With a large number of studies describing the benefits of genetic testing for weight loss, a new study has been conducted to determine the effect that genetic makeup may have on a person’s efforts to lose weight. Their findings, however, was not in favor of these new publications, as they found that genetics does not seem to affect weight loss results as much as previously thought. In this guide, we would like to take a closer look at the findings of this new study.
Study Finds Genetics Not To Be A Problem When Eating Healthy For Weight Loss
With more than two in every three adults in the United States being obese, as reported by the National Institutes of Health, quick weight loss solutions are often desired by millions. There are many different approaches people can take when it comes to losing weight, and most recently, DNA and genetic testing to provide a unique weight loss plan for individuals is the strategy that has been on everyone’s mind. Quite a large number of claims have been made regarding this new strategy, such as that people can lose weight considerably faster and in a safer way, as well as that people will be able to keep the weight off more effectively when their diet has been tailored to fit their genetic profile.
Unfortunately for those who have paid a large sum of money for such an approach to weight loss, a study published on The JAMA Network, conducted by a research team at Stanford University Medical School, found that the genetic profile of a person does not make as much of a difference when simple healthy eating habits are strictly followed.
A total of 609 adults participated in the study, all of whom were considered to be overweight. The study stretched over a relatively long period, analyzing the participants at the start of the study and again one year after the initiation of the study. The participants were randomly assigned to one of two groups:
The first group was provided a healthy low-fat diet plan.
The second group was provided a healthy low-carbohydrate diet plan.
Participants were asked to follow these diet plans over a period of 12 months, and to then report back in order to be analyzed again. The participants were aged from 28 up to 40. None of the participants had been diagnosed with diabetes. At the beginning of the study, each participant’s details were compiled in a report to match against the results of both diet plans.
After the 12-month period has passed, the study participants reported back. Their weight was measured and compared to their initial weight. When it comes to weight loss, the following findings were made:
- Participants who followed the healthy low-fat diet plan had an average weight reduction of 5.3 kilograms.
- Participants who followed the healthy low-carbohydrate plan had an average weight reduction of 6.0 kilograms.

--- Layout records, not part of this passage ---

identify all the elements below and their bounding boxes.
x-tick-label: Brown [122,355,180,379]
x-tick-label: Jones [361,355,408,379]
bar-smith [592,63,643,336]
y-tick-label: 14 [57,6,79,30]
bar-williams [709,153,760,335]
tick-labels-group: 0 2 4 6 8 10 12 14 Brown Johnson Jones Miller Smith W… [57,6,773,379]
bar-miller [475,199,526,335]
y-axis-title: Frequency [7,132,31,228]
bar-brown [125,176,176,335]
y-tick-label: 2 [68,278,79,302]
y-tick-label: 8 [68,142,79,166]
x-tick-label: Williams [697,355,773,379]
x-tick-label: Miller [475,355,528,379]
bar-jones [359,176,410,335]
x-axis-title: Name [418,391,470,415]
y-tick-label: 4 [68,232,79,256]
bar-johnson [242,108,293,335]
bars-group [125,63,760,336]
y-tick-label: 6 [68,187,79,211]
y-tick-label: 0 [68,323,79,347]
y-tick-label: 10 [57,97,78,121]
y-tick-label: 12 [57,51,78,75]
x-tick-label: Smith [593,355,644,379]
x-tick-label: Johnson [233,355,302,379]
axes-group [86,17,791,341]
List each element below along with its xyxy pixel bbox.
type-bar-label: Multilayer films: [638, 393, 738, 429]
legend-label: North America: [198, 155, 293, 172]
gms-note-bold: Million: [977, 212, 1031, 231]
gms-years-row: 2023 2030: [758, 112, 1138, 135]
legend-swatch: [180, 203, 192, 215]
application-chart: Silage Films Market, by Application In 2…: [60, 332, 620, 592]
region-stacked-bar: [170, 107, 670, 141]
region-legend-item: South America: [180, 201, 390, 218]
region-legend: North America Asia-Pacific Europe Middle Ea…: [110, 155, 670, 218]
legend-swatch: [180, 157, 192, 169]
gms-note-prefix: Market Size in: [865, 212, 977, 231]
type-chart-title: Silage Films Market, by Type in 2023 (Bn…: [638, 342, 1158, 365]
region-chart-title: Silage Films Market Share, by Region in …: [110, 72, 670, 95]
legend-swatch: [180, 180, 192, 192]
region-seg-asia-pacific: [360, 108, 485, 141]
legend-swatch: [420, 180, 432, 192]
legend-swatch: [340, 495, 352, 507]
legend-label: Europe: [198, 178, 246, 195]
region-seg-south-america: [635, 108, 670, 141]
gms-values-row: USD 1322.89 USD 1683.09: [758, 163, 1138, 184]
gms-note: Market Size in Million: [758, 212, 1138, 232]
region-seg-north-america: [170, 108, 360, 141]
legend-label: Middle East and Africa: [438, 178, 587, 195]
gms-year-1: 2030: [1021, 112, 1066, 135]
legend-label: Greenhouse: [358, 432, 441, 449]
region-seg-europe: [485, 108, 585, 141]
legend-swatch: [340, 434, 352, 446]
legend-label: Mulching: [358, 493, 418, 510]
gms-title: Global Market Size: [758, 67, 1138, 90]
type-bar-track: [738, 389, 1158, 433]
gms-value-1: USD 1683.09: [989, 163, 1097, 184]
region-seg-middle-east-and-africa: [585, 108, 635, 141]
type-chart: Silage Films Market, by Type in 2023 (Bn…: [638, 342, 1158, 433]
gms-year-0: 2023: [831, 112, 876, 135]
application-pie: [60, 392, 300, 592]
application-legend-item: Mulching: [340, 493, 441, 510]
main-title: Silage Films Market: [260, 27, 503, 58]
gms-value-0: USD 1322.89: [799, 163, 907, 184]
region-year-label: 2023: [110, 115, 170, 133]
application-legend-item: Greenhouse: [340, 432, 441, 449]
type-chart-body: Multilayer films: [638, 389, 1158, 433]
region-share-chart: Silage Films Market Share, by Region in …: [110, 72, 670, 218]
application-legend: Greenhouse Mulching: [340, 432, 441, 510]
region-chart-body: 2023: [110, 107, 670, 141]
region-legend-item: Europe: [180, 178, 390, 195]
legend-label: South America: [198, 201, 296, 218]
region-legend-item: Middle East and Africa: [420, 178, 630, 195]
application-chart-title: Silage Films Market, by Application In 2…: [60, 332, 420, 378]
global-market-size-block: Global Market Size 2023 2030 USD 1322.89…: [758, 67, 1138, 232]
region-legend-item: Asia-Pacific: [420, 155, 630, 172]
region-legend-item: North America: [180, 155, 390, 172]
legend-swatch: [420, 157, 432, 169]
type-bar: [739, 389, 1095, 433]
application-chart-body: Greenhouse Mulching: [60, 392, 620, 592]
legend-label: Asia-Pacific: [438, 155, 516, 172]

Apart from looking at whether a healthy low-fat diet and healthy low-carbohydrate diet would have different results on bodyweight within a 12-month period, the study also analyzed whether insulin secretion and 3 genotype patterns, known as single-nucleotide polymorphism multilocus responsiveness patterns, had any effect on the results that were obtained by the study participants.
After testing these data amongst all participants, the study concluded that no significant effect was detected that could possibly indicate that the genetic profile and insulin secretion of any single individual who participated in the study had a considerable impact on their ability to reduce their excess weight. Thus, the study has provided evidence that there is no need to spend hundreds of dollars on genetic and DNA testing, but rather to simply start eating healthily and positive results will be sure to follow.
Numerous publications have reported genetic makeup to play a significant role in a person’s ability to achieve quick weight loss, but a new study suggests that genetic makeup does not play such an important role. The study concluded that weight loss could be achieved by eating a healthy diet that mostly consists of vegetables, regardless of the insulin activity of a person and regardless of their genetic makeup.